Entre o culto do líder e o discurso de salvação nacional

André Ventura é o fundador, o rosto, o estratega e o centro quase exclusivo do partido. Mais do que um líder, apresenta-se como um «salvador» — aquele que vai “limpar o sistema”.
A retórica messiânica, aliada à personalização extrema do poder, é uma marca típica de populismos autoritários.

André Ventura

Este estilo pode não configurar formalmente fascismo histórico, mas aproxima-se de práticas iliberais, comuns a partidos da extrema-direita europeia. Quando o líder concentra carisma, controlo institucional e apelo popular, a democracia começa a vacilar.

Um discurso de polarização e exclusão

O discurso público do Chega é marcado por uma lógica de “nós contra eles”: portugueses honestos vs. elites corruptas, ciganos, imigrantes, dependentes do Estado.
A hostilidade à justiça e à comunicação social alimenta a deslegitimação de pilares fundamentais do Estado de Direito.

Frases como “prisão perpétua”, “castração química” ou a proposta de retirada de apoios sociais por critérios morais desenham um programa punitivo, vertical e culturalmente excludente.

Populismo com consequências: mais do que retórica

O Chega não está apenas a desafiar a política tradicional: está a desafiar os limites jurídicos da democracia portuguesa.
A recusa em cumprir as exigências legais de registo estatutário e a discrepância entre os documentos públicos e os aprovados pelo TC criam um regime paralelo de funcionamento partidário, que pode ser invalidado judicialmente.
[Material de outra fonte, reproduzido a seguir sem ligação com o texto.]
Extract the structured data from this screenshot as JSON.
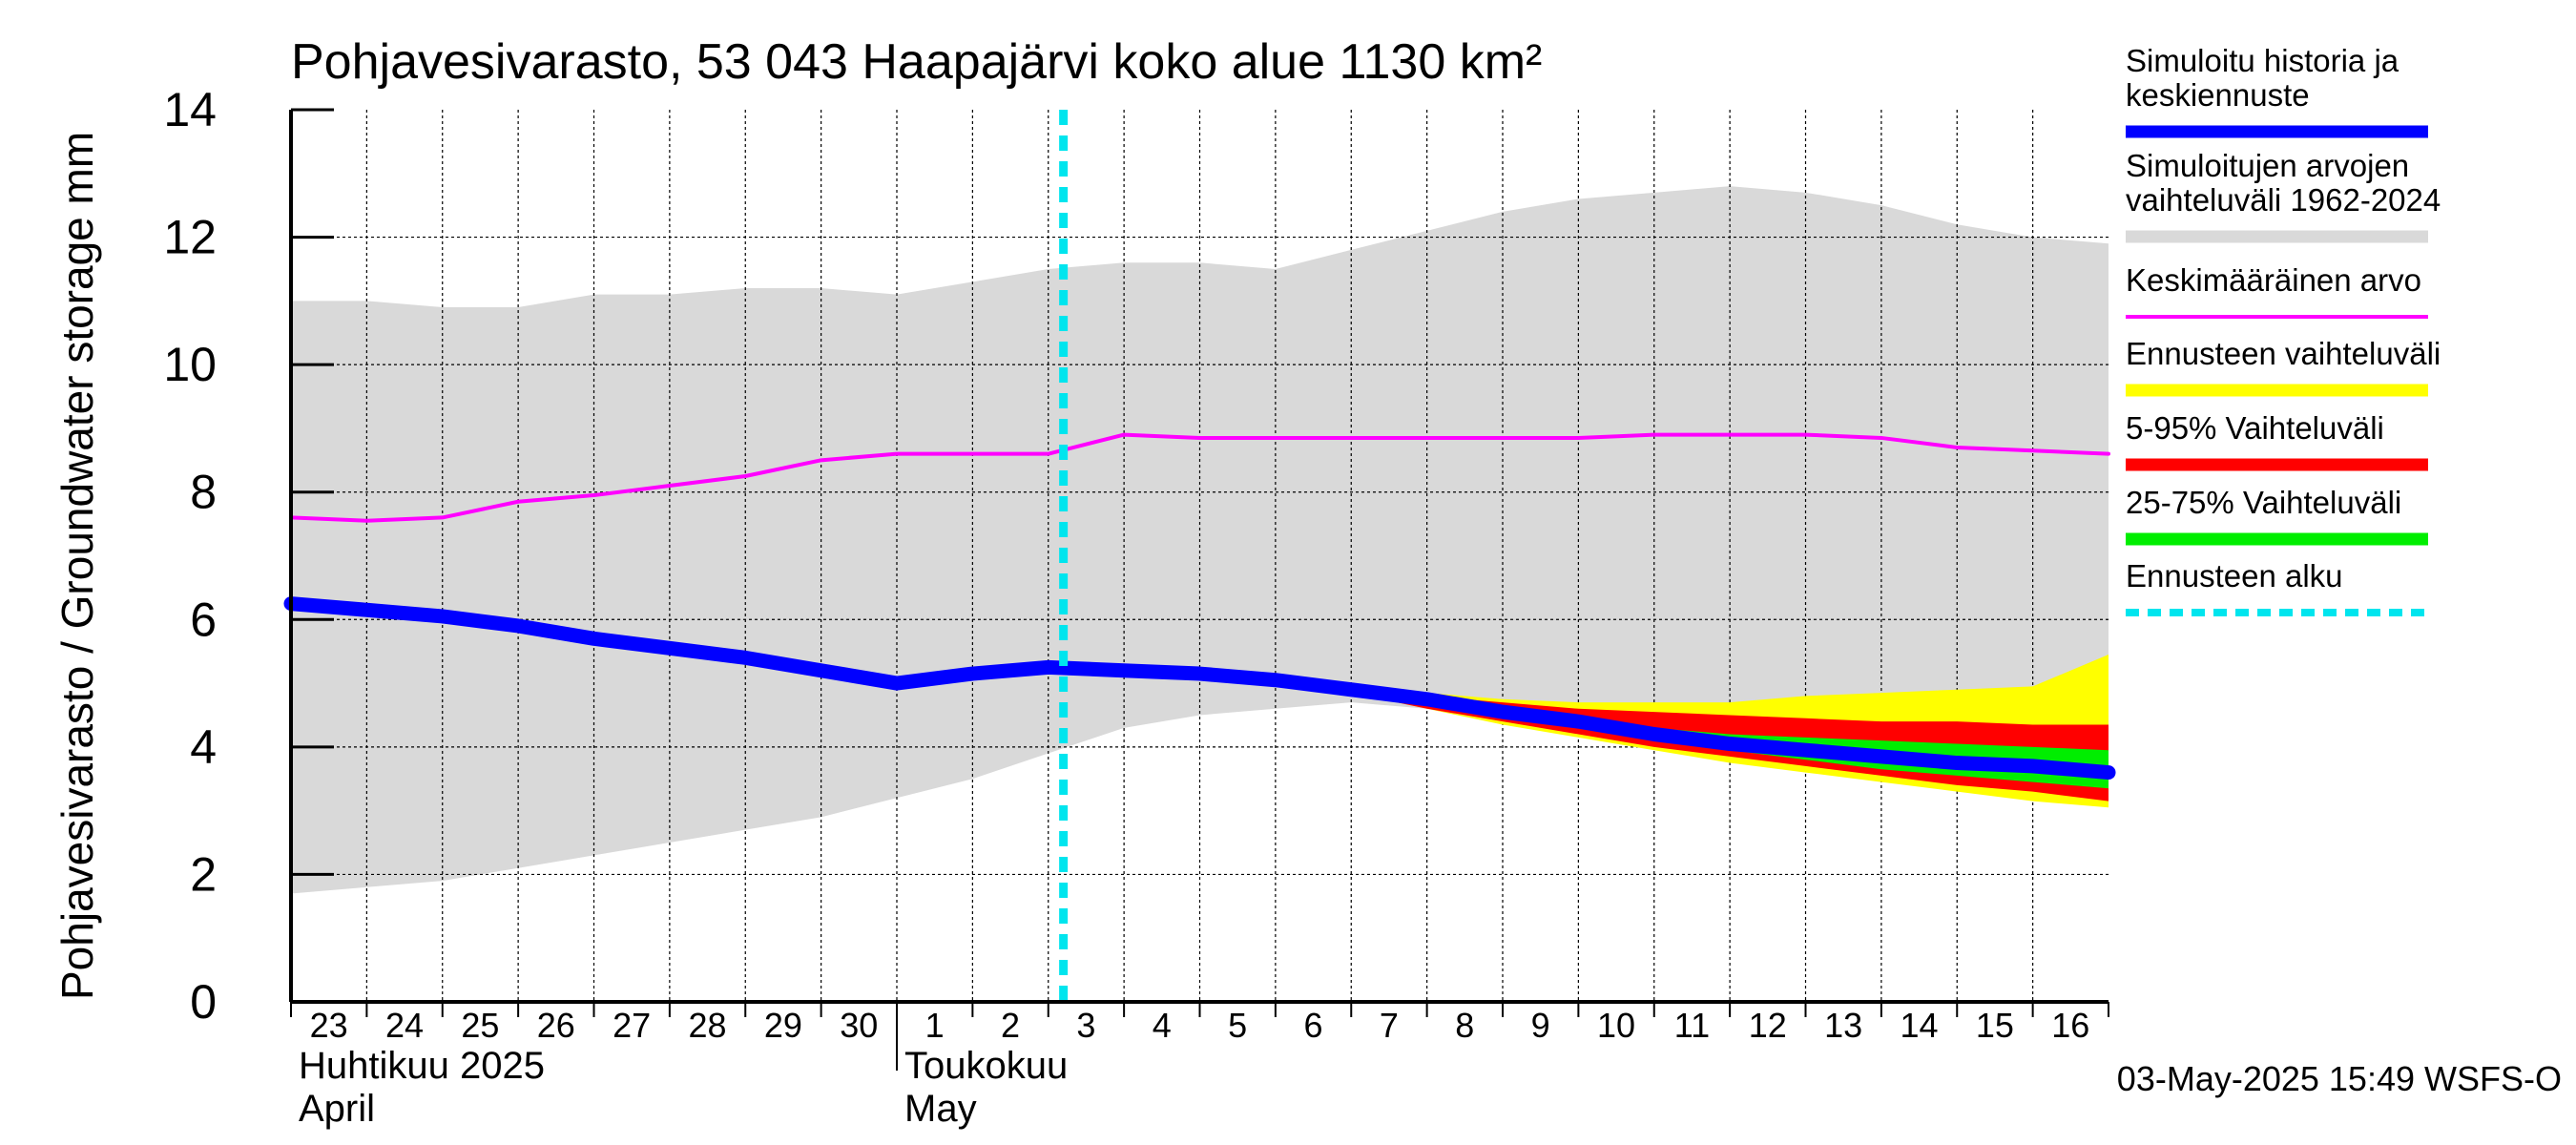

Para lá da forma, o conteúdo ideológico do partido fragiliza o debate democrático e normaliza discursos de ódio e exclusão.
O crescimento do apoio popular ao partido mostra que o populismo não é apenas uma ameaça — é um sintoma de um sistema político que precisa de se reinventar.
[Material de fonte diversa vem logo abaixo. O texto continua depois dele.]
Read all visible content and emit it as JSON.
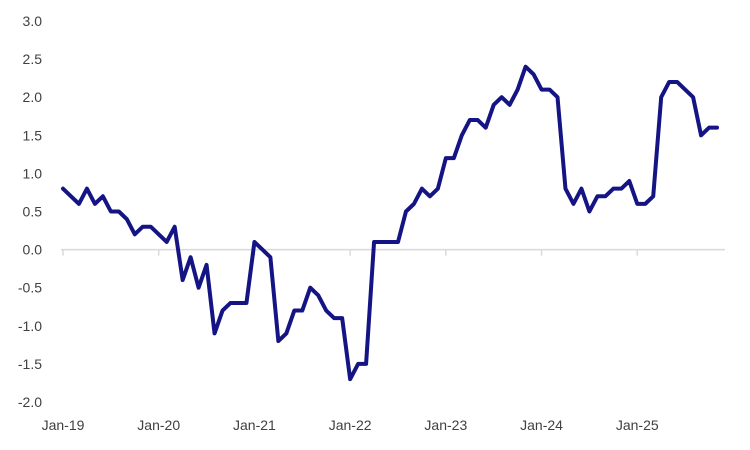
{
  "colors": {
    "line": "#141485",
    "axis": "#d9d9d9",
    "text": "#404040"
  },
  "chart_data": {
    "type": "line",
    "title": "",
    "xlabel": "",
    "ylabel": "",
    "grid": false,
    "ylim": [
      -2.0,
      3.0
    ],
    "y_ticks": [
      "3.0",
      "2.5",
      "2.0",
      "1.5",
      "1.0",
      "0.5",
      "0.0",
      "-0.5",
      "-1.0",
      "-1.5",
      "-2.0"
    ],
    "y_tick_values": [
      3.0,
      2.5,
      2.0,
      1.5,
      1.0,
      0.5,
      0.0,
      -0.5,
      -1.0,
      -1.5,
      -2.0
    ],
    "x_ticks": [
      "Jan-19",
      "Jan-20",
      "Jan-21",
      "Jan-22",
      "Jan-23",
      "Jan-24",
      "Jan-25"
    ],
    "x_tick_dates": [
      "2019-01",
      "2020-01",
      "2021-01",
      "2022-01",
      "2023-01",
      "2024-01",
      "2025-01"
    ],
    "x_range": [
      "2019-01",
      "2025-12"
    ],
    "series": [
      {
        "x": [
          "2019-01",
          "2019-02",
          "2019-03",
          "2019-04",
          "2019-05",
          "2019-06",
          "2019-07",
          "2019-08",
          "2019-09",
          "2019-10",
          "2019-11",
          "2019-12",
          "2020-01",
          "2020-02",
          "2020-03",
          "2020-04",
          "2020-05",
          "2020-06",
          "2020-07",
          "2020-08",
          "2020-09",
          "2020-10",
          "2020-11",
          "2020-12",
          "2021-01",
          "2021-02",
          "2021-03",
          "2021-04",
          "2021-05",
          "2021-06",
          "2021-07",
          "2021-08",
          "2021-09",
          "2021-10",
          "2021-11",
          "2021-12",
          "2022-01",
          "2022-02",
          "2022-03",
          "2022-04",
          "2022-05",
          "2022-06",
          "2022-07",
          "2022-08",
          "2022-09",
          "2022-10",
          "2022-11",
          "2022-12",
          "2023-01",
          "2023-02",
          "2023-03",
          "2023-04",
          "2023-05",
          "2023-06",
          "2023-07",
          "2023-08",
          "2023-09",
          "2023-10",
          "2023-11",
          "2023-12",
          "2024-01",
          "2024-02",
          "2024-03",
          "2024-04",
          "2024-05",
          "2024-06",
          "2024-07",
          "2024-08",
          "2024-09",
          "2024-10",
          "2024-11",
          "2024-12",
          "2025-01",
          "2025-02",
          "2025-03",
          "2025-04",
          "2025-05",
          "2025-06",
          "2025-07",
          "2025-08",
          "2025-09",
          "2025-10",
          "2025-11"
        ],
        "values": [
          0.8,
          0.7,
          0.6,
          0.8,
          0.6,
          0.7,
          0.5,
          0.5,
          0.4,
          0.2,
          0.3,
          0.3,
          0.2,
          0.1,
          0.3,
          -0.4,
          -0.1,
          -0.5,
          -0.2,
          -1.1,
          -0.8,
          -0.7,
          -0.7,
          -0.7,
          0.1,
          0.0,
          -0.1,
          -1.2,
          -1.1,
          -0.8,
          -0.8,
          -0.5,
          -0.6,
          -0.8,
          -0.9,
          -0.9,
          -1.7,
          -1.5,
          -1.5,
          0.1,
          0.1,
          0.1,
          0.1,
          0.5,
          0.6,
          0.8,
          0.7,
          0.8,
          1.2,
          1.2,
          1.5,
          1.7,
          1.7,
          1.6,
          1.9,
          2.0,
          1.9,
          2.1,
          2.4,
          2.3,
          2.1,
          2.1,
          2.0,
          0.8,
          0.6,
          0.8,
          0.5,
          0.7,
          0.7,
          0.8,
          0.8,
          0.9,
          0.6,
          0.6,
          0.7,
          2.0,
          2.2,
          2.2,
          2.1,
          2.0,
          1.5,
          1.6,
          1.6
        ]
      }
    ]
  }
}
Conclusão: A legalidade é a primeira linha de defesa da democracia

O caso do Chega demonstra que a democracia não se defende apenas nas urnas — defende-se no respeito pelas leis, pelas instituições e pelos direitos fundamentais.
Quando um partido desrespeita sistematicamente as regras do jogo democrático, o Estado de Direito tem o dever de agir, e a cidadania o dever de vigiar.

A defesa da democracia não é opcional. É urgente.